Daphne hizo las maletas, recogió antes de hora a su hijo de la escuela y se puso a conducir. No sabía a dónde iba, pero desde luego no podía estar en Londres. Cada cierto tiempo miraba a su hijo, que jugaba con un cochecito en la parte de atrás. Él le sonreía y Daphne le veía a él. Entonces suspiraba y seguía conduciendo. Condujo, condujo y condujo hasta que llegó a un pueblo cuyo nombre ni miró.

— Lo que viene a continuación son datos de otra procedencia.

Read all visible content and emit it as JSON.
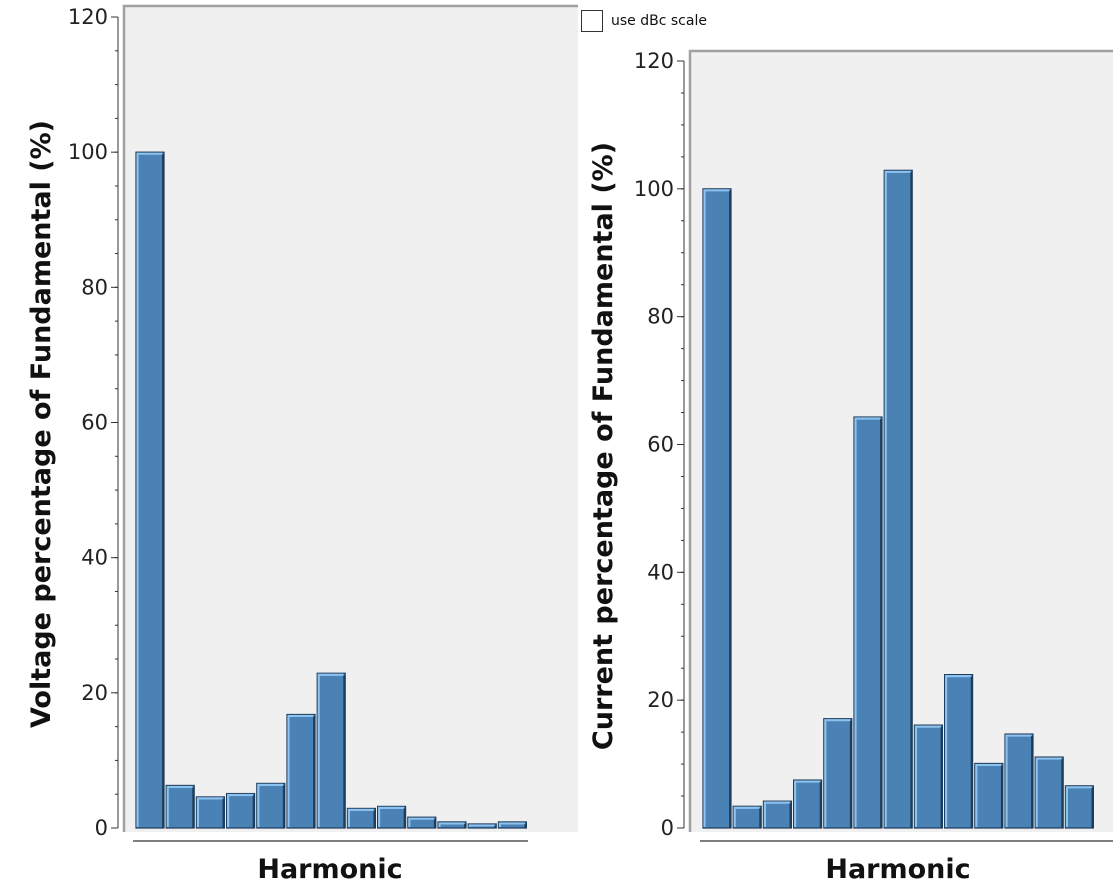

Fue a la posada y pidió una habitación. Una vez allí, con su hijo saltando en la cama y su inocente risa calentándole el corazón, Daphne pensó en lo que había hecho. Daphne se dio cuenta de que por el bien de ella misma debía tirar toda su vida a la basura, y estaba dispuesta. Pero, ¿y su hijo? ¿Acaso había colegios en aquel lugar? ¿Acaso sería capaz de alejarle de sus amigos y de la civilización? Daphne se dijo que sí. Que sí, porque ya no solo debía protegerse a sí misma de la muerte. Ahora Daphne tenía que evitar que la muerte volviera a perturbar la vida de su hijo. Debía arrancarle de sus garras y enseñar a Harry a evitarla, como Daphne lo había hecho durante toda su vida.

🌼

Dos semanas después Daphne se trasladaba definitivamente a Chestnut Hills. Era una casa pequeña, con la pintura desgastada y no en muy buen estado, pero ella creía que con amor y dedicación podría ser un hogar acogedor. Las vistas no eran las mejores. Las otras casas de la calle estaban a centímetros de la suya, de tal forma que podría tener una conversación con los vecinos cuando fregara los platos. La habitación de su hijo también tenía una ventana en frente de la de los vecinos. La primera vez que subieron, un niño de una edad similar a la de Harry estaba leyendo en la cama. Daphne, feliz de que hubiera niños en aquel lugar, instó a su hijo a saludarle.

El niño se llamaba Louis, y tenía los ojos más azules que Daphne había visto en su vida. Los padres de Louis eran amables y Daphne sintió que podría trabar con ellos una amistad. Cecilia, la omega, la invitó a pasar al patio a tomar una limonada. Con el refresco en la mano y una sonrisa esperanzada en el rostro, Daphne observó a Harry jugar con Louis, y algo en su interior le dijo que allí Harry iba a estar feliz.